Odalisque on an Grecian Urn.
Sure, why not?
Well, for starts…
Hetacombs, hetacombs
Off the waterfront
Handsupdontshoot
Icantbreathe
Ismellgas
About 300 Templars died at the Springs of Cresson and Hattin. The order swiftly replenished this manpower, but something else had been lost, irretrievably. In the course of the battle, the piece of the true cross had vanished, and with it, something had gone of the faith that had sustained the crusading spirit. Within months, Saladin had swept the Christians out of Jerusalem, and from their other strongholds as well, until all that the Franks held in Outremer were Tyre and a few outlying castles. (Guy [de Lusignan, king of Jerusalem] ended his days still a king, but of Cyprus rather than Jerusalem.)
The loss of Jerusalem shocked Christian Europe into the enormous effort of the Third Crusade. By 1189 floods of European fighting men were descending on Palestine again, ardent to recover the sacred shrines – and utterly ignorant about how to do it. [Cecelia Holland, “Firebrands of the Franks,” The Quarterly Journal of Military History. Vol. 5, No. 1, Autumn 1992]
Survivor’s guild
There is, I daresay, a deal of difference between Old High Slavonic and a Cold High Colonic. But I leave it to others, more discerning than I, to explicate the subtleties…

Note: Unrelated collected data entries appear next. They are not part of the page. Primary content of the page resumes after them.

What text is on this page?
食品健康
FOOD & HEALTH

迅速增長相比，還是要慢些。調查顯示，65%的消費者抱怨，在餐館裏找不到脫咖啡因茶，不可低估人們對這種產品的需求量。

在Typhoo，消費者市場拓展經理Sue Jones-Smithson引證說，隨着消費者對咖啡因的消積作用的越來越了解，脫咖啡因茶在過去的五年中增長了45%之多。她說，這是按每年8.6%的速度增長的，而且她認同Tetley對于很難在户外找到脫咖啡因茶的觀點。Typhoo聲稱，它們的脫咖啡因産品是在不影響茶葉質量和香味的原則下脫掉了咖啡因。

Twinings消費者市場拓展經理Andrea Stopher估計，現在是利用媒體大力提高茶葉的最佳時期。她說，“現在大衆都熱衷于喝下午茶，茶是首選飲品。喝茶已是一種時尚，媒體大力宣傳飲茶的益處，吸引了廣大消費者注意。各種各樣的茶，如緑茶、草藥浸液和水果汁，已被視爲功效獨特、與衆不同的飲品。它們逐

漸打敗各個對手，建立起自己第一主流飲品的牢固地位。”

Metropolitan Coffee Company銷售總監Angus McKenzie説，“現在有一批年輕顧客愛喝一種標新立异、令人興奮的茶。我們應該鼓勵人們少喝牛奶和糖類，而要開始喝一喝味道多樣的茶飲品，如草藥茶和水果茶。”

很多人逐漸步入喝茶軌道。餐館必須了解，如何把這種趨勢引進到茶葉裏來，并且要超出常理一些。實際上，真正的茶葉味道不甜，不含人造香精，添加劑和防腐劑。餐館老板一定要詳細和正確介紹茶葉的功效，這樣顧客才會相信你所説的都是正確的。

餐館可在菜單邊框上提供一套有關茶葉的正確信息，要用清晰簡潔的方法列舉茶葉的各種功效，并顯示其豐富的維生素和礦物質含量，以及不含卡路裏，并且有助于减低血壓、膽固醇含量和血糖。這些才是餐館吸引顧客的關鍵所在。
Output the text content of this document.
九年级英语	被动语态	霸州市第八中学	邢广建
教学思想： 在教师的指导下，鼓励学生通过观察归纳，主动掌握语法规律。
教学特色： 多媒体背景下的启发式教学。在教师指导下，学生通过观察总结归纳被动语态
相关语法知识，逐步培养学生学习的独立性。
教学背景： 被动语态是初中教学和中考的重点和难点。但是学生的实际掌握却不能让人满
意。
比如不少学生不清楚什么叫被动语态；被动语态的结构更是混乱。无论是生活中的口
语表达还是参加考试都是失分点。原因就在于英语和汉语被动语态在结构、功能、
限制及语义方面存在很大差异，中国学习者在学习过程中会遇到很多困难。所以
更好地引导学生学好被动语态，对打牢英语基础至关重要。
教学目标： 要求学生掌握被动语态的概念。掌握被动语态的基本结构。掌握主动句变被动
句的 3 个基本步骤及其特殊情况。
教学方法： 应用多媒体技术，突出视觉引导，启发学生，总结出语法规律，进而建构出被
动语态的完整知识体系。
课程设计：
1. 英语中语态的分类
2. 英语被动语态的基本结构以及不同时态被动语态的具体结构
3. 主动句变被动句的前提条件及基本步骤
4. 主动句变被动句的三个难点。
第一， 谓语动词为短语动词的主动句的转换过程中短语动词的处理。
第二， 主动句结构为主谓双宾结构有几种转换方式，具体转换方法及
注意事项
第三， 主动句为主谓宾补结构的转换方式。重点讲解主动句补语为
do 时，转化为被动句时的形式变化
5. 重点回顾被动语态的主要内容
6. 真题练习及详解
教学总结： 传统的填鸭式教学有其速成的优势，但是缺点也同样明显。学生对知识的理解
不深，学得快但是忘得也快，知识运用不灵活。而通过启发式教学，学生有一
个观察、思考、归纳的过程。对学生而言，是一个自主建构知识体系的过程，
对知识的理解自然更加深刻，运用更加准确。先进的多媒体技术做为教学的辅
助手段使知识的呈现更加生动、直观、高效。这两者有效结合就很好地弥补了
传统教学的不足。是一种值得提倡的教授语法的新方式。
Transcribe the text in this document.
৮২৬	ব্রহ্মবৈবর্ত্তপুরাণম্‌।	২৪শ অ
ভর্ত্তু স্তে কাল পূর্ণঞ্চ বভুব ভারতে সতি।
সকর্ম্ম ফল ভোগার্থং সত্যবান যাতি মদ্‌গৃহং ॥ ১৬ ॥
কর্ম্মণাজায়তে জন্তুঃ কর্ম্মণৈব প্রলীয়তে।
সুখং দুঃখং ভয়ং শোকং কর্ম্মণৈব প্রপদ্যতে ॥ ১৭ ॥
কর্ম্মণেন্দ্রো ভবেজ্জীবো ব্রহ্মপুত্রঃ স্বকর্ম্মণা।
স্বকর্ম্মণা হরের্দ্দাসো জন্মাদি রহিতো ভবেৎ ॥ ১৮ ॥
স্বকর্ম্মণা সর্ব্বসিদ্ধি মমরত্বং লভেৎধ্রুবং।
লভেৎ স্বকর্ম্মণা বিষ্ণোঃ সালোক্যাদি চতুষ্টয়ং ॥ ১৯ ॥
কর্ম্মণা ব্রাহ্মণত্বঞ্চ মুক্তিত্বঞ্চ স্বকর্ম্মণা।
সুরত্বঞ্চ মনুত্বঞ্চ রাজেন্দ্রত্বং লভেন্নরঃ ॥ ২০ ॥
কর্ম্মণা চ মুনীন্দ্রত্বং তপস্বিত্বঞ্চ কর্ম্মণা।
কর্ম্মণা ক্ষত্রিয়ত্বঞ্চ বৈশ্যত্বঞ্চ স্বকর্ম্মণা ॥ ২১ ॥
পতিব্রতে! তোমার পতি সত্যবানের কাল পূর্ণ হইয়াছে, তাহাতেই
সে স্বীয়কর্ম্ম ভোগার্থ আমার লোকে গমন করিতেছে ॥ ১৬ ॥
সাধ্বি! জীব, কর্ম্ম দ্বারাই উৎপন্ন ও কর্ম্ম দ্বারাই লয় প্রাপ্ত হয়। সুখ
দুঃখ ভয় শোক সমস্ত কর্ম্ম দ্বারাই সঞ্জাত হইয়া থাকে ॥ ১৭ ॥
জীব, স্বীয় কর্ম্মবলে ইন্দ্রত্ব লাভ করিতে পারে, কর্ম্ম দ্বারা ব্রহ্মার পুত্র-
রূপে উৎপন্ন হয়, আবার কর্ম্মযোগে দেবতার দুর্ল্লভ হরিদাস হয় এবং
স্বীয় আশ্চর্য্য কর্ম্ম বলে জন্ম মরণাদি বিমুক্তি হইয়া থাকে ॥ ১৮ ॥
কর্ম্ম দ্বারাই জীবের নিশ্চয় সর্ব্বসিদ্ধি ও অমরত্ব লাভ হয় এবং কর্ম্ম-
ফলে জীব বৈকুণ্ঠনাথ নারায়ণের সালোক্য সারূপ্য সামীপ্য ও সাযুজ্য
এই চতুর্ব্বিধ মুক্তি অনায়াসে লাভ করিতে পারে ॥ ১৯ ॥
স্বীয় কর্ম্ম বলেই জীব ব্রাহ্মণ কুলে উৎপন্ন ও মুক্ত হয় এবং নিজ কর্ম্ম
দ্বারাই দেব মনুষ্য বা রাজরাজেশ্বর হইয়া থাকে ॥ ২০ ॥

Jullien suggests that the aim of all Chinese strategy lies in the art of detecting incices and making use of them. “Nor,” he says, “can I renounce trying to establish the logic of the operations that everything shows to have been understood by the Chinese as being interwoven, and that the ‘literati,’ who were the emblematic figures of this culture, manipulated as such. As a final illustration I will take poetry. In China, with a few notable exceptions such as Li He and Li Shangyin, poetry makes limited use of symbols. These are codified (“white clouds,” “pale moon…”) and serve as stereotyped images whose conventional impact has to be revived every time they are used. The feeling of ‘abandonment’ evoked by the poem – a classic theme – is nonetheless suggested by discreet indices: a slackened belt (no strength to feed oneself…), the pathway is covered in newly grown grass (now trod by so few visitors…). Nowhere is sadness specifically mentioned, but everything alludes to it. It is a ‘state of mind’ that no word can capture and that defies description, but which can be revealed by one slight detail; and as the emotion pierces through indirectly, this infinitesimal detail touches upon the infinite.”
…Nude, p. 109-110
Oh, the sight of it was heart-rending,
Cosher drove his little engine,
And he got stuck in the tunnel,
And went up the blooming funnel.
Yes, Cosher Bailey he did die,
And they put him in a coffin.
But, alas, they heard some knocking –
Cosher Baily only joking.
Well, the Devil wouldn’t have him,
But he gave him sticks and patches,
For to set up on his own
On the top of Barford Hatches.
The note accompanying this song in The Shuttle and Cage says that “Cosher Baily was a Monmouth ironmaster who built the Taff Vale railway along the Aberdare Valley in 1846. According to Legend he drove the first train along the railway himself and got stuck in a tunnel – a situation which gave rise to a number of ribald verses… the motif of the Devil allowing a master to set up a hell of his own (usually a foundry or mine) is a familiar one in industrial folklore.” This note is attributed to A.L. Lloyd.
Where, then, have East and West compenetrated? On what field (田 tian) do the spores cross-fertilize? For the “fish” of the taiji swim on, distinct and conjoined, circling endlessly, each with an “eye” the color of its opposite.